Odour control technology married to award-winning architecture
When a metropolitan area is regenerated or major development takes place that expands or installs a new sewerage and wastewater system, care must be taken to prevent an odour nuisance to the local population. For this reason, effective yet compact odour control equipment is a key component.
In times past the architecture associated with such installations was striking. A new sewage pumping station at Pudding Mill Lane on the Olympic Park, designed by John Lyall Architects, follows in this tradition. So much so, it won a prestigious New London Architecture award.

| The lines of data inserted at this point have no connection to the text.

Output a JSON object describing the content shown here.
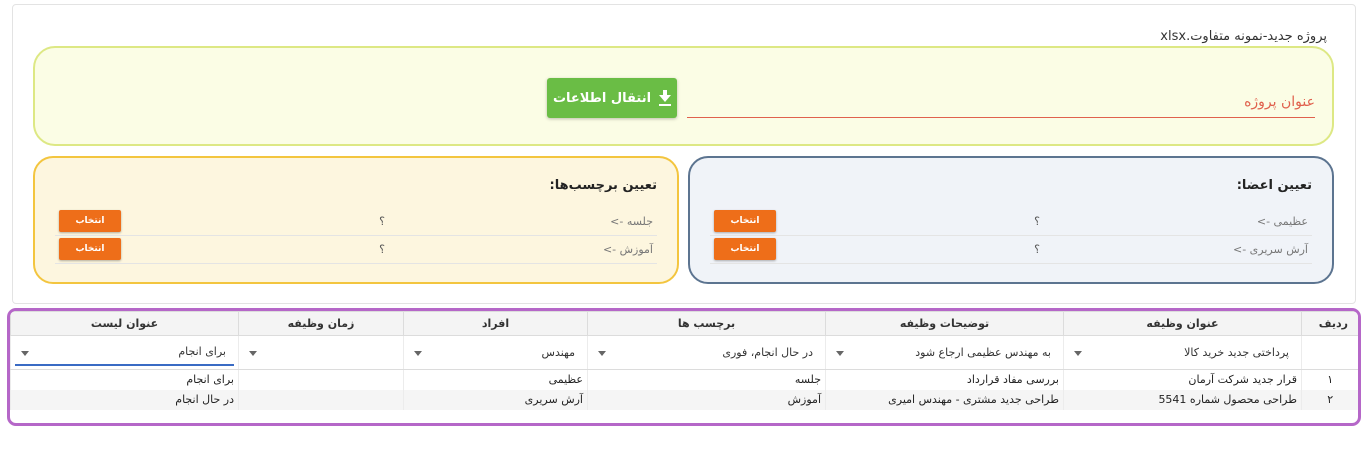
{
  "file_name": "پروژه جدید-نمونه متفاوت.xlsx",
  "project": {
    "transfer_label": "انتقال اطلاعات",
    "title_placeholder": "عنوان پروژه"
  },
  "members": {
    "title": "تعیین اعضا:",
    "rows": [
      {
        "name": "عظیمی ->",
        "value": "؟",
        "button": "انتخاب"
      },
      {
        "name": "آرش سریری ->",
        "value": "؟",
        "button": "انتخاب"
      }
    ]
  },
  "tags": {
    "title": "تعیین برچسب‌ها:",
    "rows": [
      {
        "name": "جلسه ->",
        "value": "؟",
        "button": "انتخاب"
      },
      {
        "name": "آموزش ->",
        "value": "؟",
        "button": "انتخاب"
      }
    ]
  },
  "grid": {
    "headers": {
      "row": "ردیف",
      "task_title": "عنوان وظیفه",
      "task_desc": "توضیحات وظیفه",
      "tags": "برچسب ها",
      "people": "افراد",
      "task_time": "زمان وظیفه",
      "list_title": "عنوان لیست"
    },
    "filters": {
      "task_title": "پرداختی جدید خرید کالا",
      "task_desc": "به مهندس عظیمی ارجاع شود",
      "tags": "در حال انجام، فوری",
      "people": "مهندس",
      "task_time": "",
      "list_title": "برای انجام"
    },
    "rows": [
      {
        "num": "۱",
        "task_title": "قرار جدید شرکت آرمان",
        "task_desc": "بررسی مفاد قرارداد",
        "tags": "جلسه",
        "people": "عظیمی",
        "task_time": "",
        "list_title": "برای انجام"
      },
      {
        "num": "۲",
        "task_title": "طراحی محصول شماره 5541",
        "task_desc": "طراحی جدید مشتری - مهندس امیری",
        "tags": "آموزش",
        "people": "آرش سریری",
        "task_time": "",
        "list_title": "در حال انجام"
      }
    ]
  },
  "colors": {
    "transfer_button": "#6abd45",
    "select_button": "#ee6e19",
    "project_box_border": "#dde884",
    "members_box_border": "#5c7490",
    "tags_box_border": "#f3c53f",
    "grid_border": "#b567c8",
    "title_field_accent": "#e0614d"
  }
}
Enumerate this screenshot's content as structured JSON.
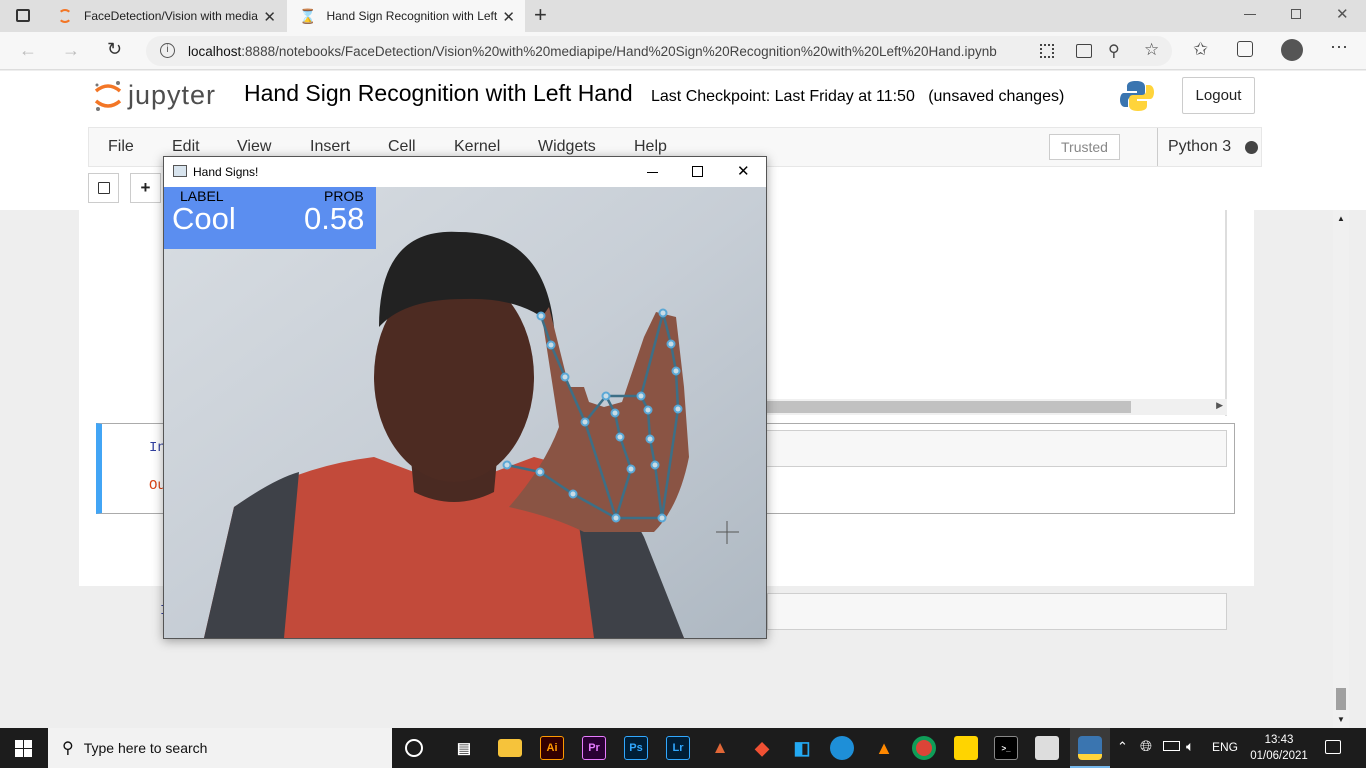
{
  "browser": {
    "tabs": [
      {
        "label": "FaceDetection/Vision with media"
      },
      {
        "label": "Hand Sign Recognition with Left"
      }
    ],
    "new_tab_symbol": "+",
    "url_host": "localhost",
    "url_rest": ":8888/notebooks/FaceDetection/Vision%20with%20mediapipe/Hand%20Sign%20Recognition%20with%20Left%20Hand.ipynb"
  },
  "jupyter": {
    "logo_text": "jupyter",
    "notebook_title": "Hand Sign Recognition with Left Hand",
    "checkpoint": "Last Checkpoint: Last Friday at 11:50",
    "unsaved": "(unsaved changes)",
    "logout_label": "Logout",
    "menu": [
      "File",
      "Edit",
      "View",
      "Insert",
      "Cell",
      "Kernel",
      "Widgets",
      "Help"
    ],
    "trusted_label": "Trusted",
    "kernel_name": "Python 3",
    "cell_prompts": {
      "in": "In",
      "out": "Ou",
      "in2": "I"
    }
  },
  "cv_window": {
    "title": "Hand Signs!",
    "label_header": "LABEL",
    "prob_header": "PROB",
    "label_value": "Cool",
    "prob_value": "0.58",
    "overlay_color": "#5b8ef0",
    "landmark_color": "#5ba8d6"
  },
  "taskbar": {
    "search_placeholder": "Type here to search",
    "language": "ENG",
    "time": "13:43",
    "date": "01/06/2021",
    "apps": [
      "task-view",
      "file-explorer",
      "illustrator",
      "premiere",
      "photoshop",
      "lightroom",
      "matlab",
      "git",
      "vscode",
      "edge",
      "vlc",
      "chrome",
      "sticky-notes",
      "terminal",
      "image-viewer",
      "python"
    ]
  }
}
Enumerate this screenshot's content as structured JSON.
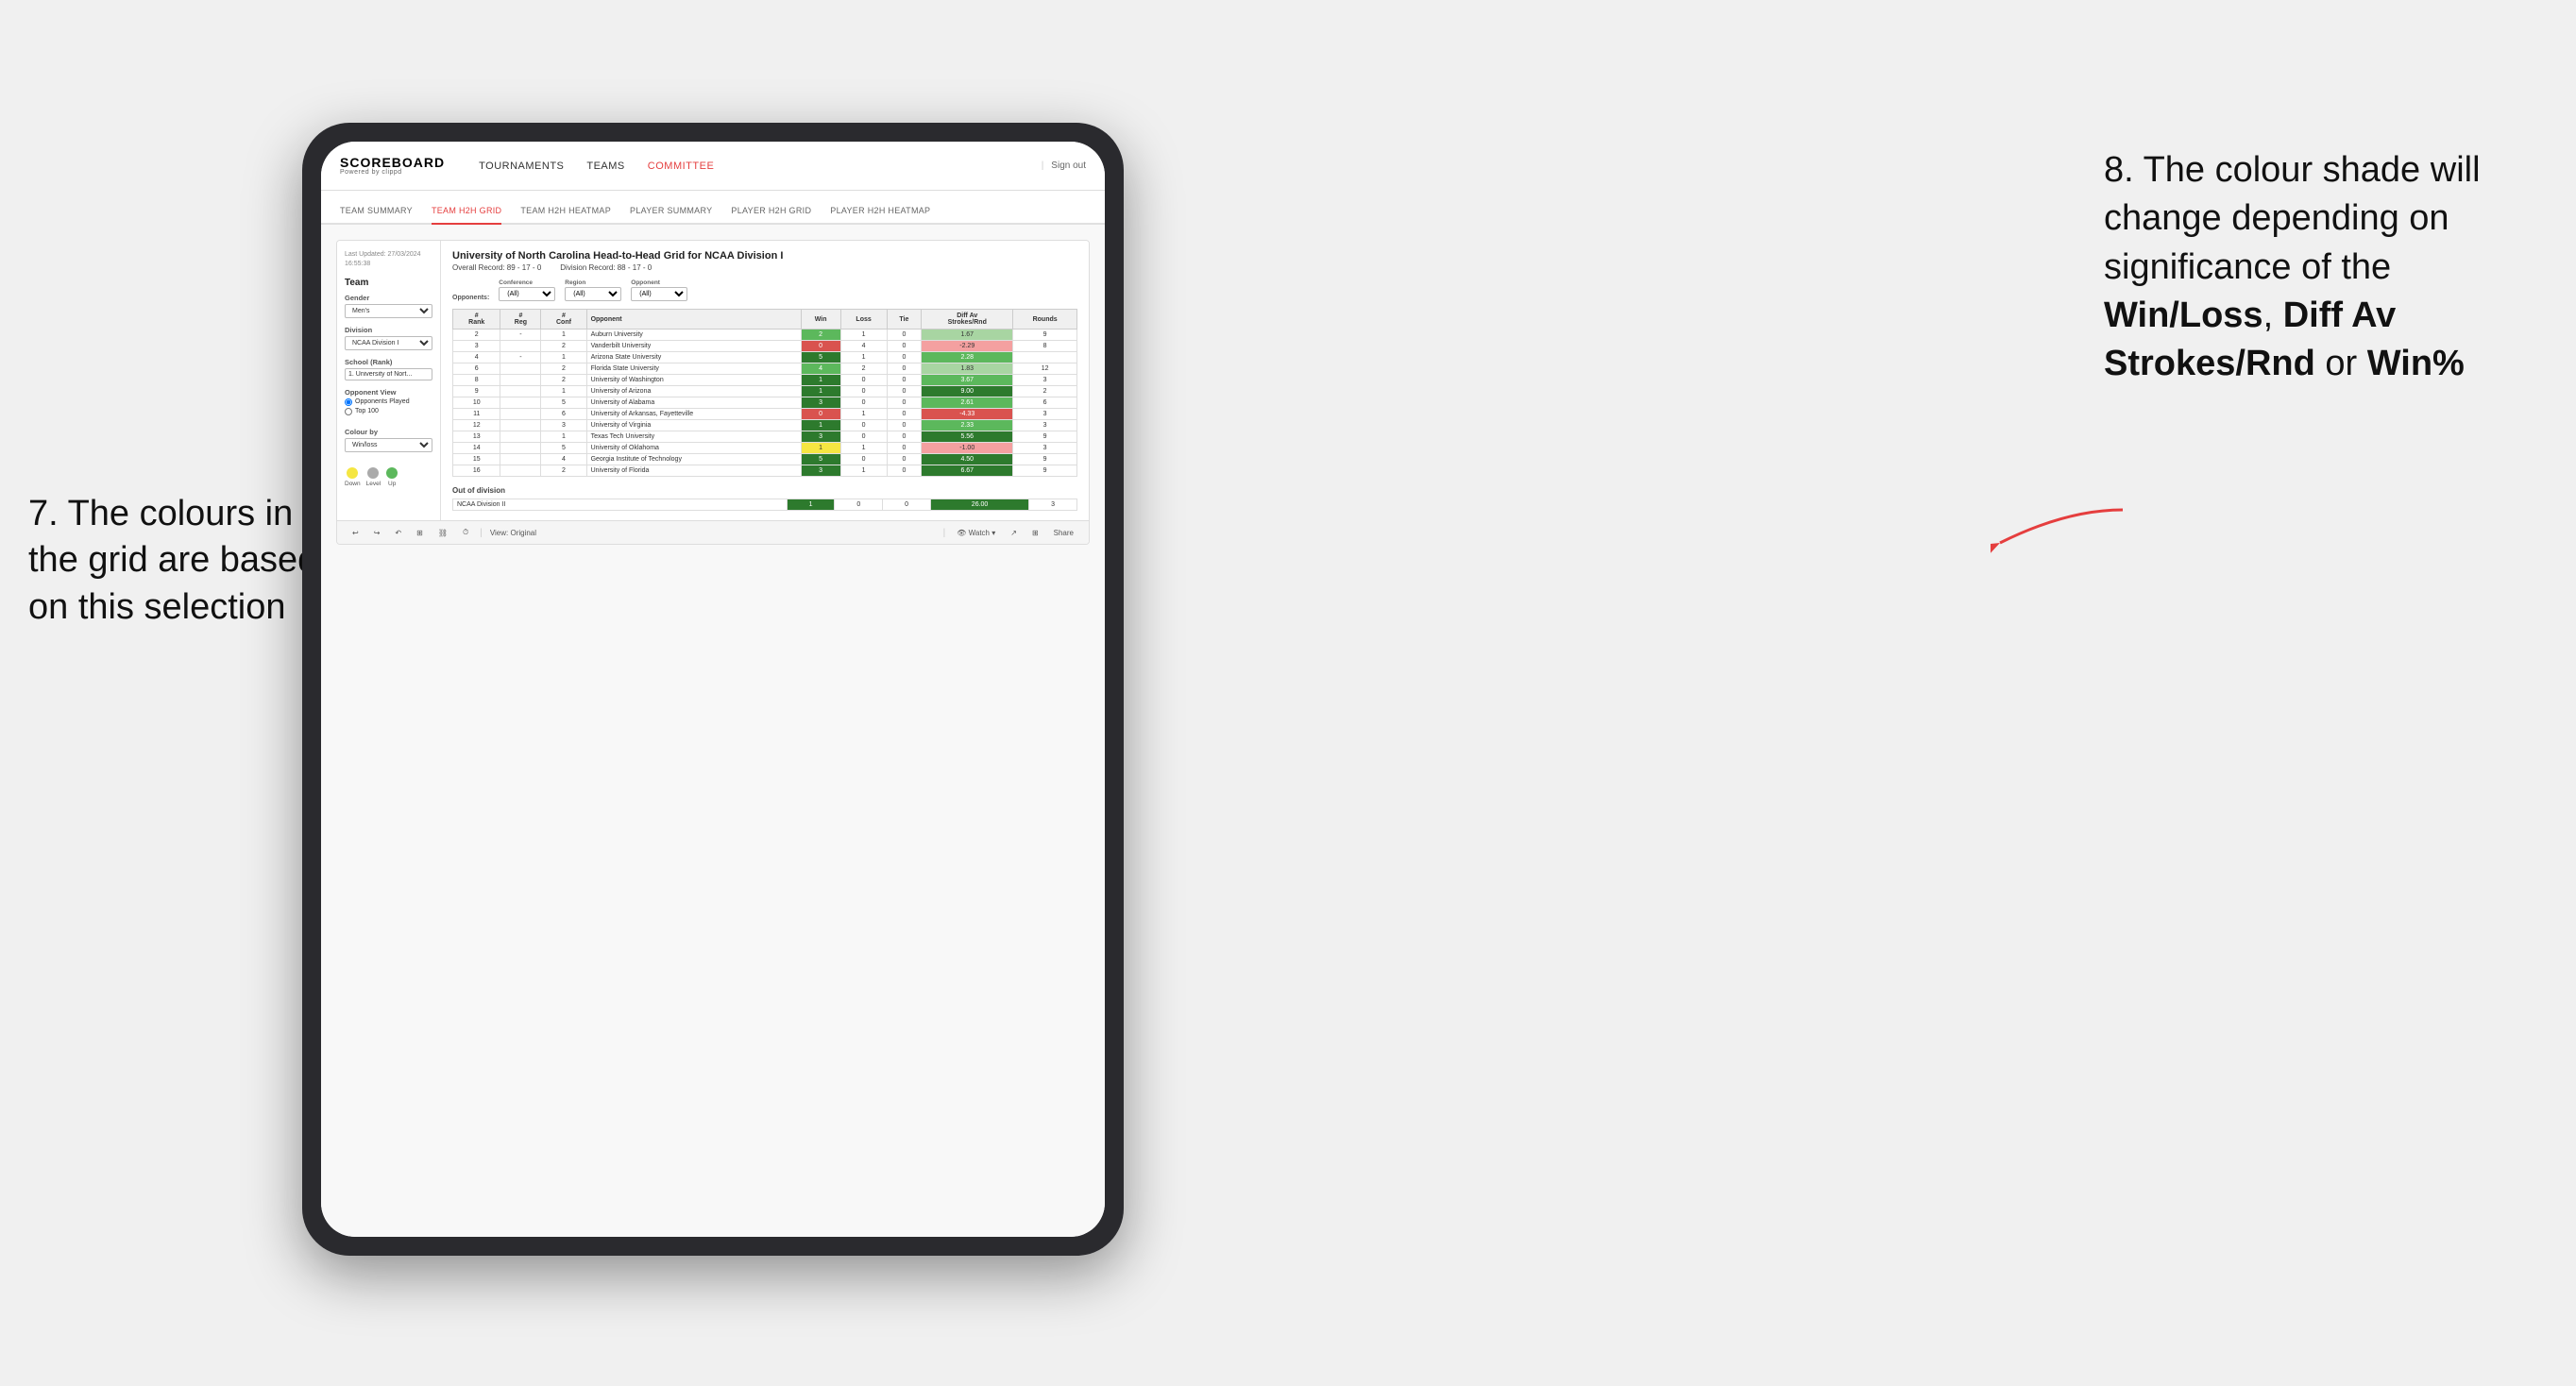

Incorporating a highly efficient odour treatment unit designed by odour control specialist ERG (Air Pollution Control) Limited, the pumping station, built by Barhale Construction connects the new sewer system to the existing northern outfall sewer. At the heart of the process is a pair of dual bed carbon filters designed to treat odours. Each of the 2.7 metre diameter by 4 metre tall filters contains activated carbon with an expected life of around 2 years. Affectionately nicknamed "Pinky and Perky", the two GRP filters are decorated in an eye-catching Olympic bright pink colour.
To ensure effective continual treatment, the two units operate in series. The process is guaranteed by regular monitoring for odour compounds in the air within the ducting that joins the units. Should preset limits be breeched, indicating the 1st stage carbon is depleted, it can be taken off-line for the carbon to be changed. Odourous air then continues to be treated by the 2nd stage filter, thus ensuring there is no nuisance in the neighbourhood.
Completing the facility's integrated architectural approach, the discharge stacks vent to atmosphere through the lantern at the top of a tower. At night this glows blue and acts as a useful wayfinder for the wider area.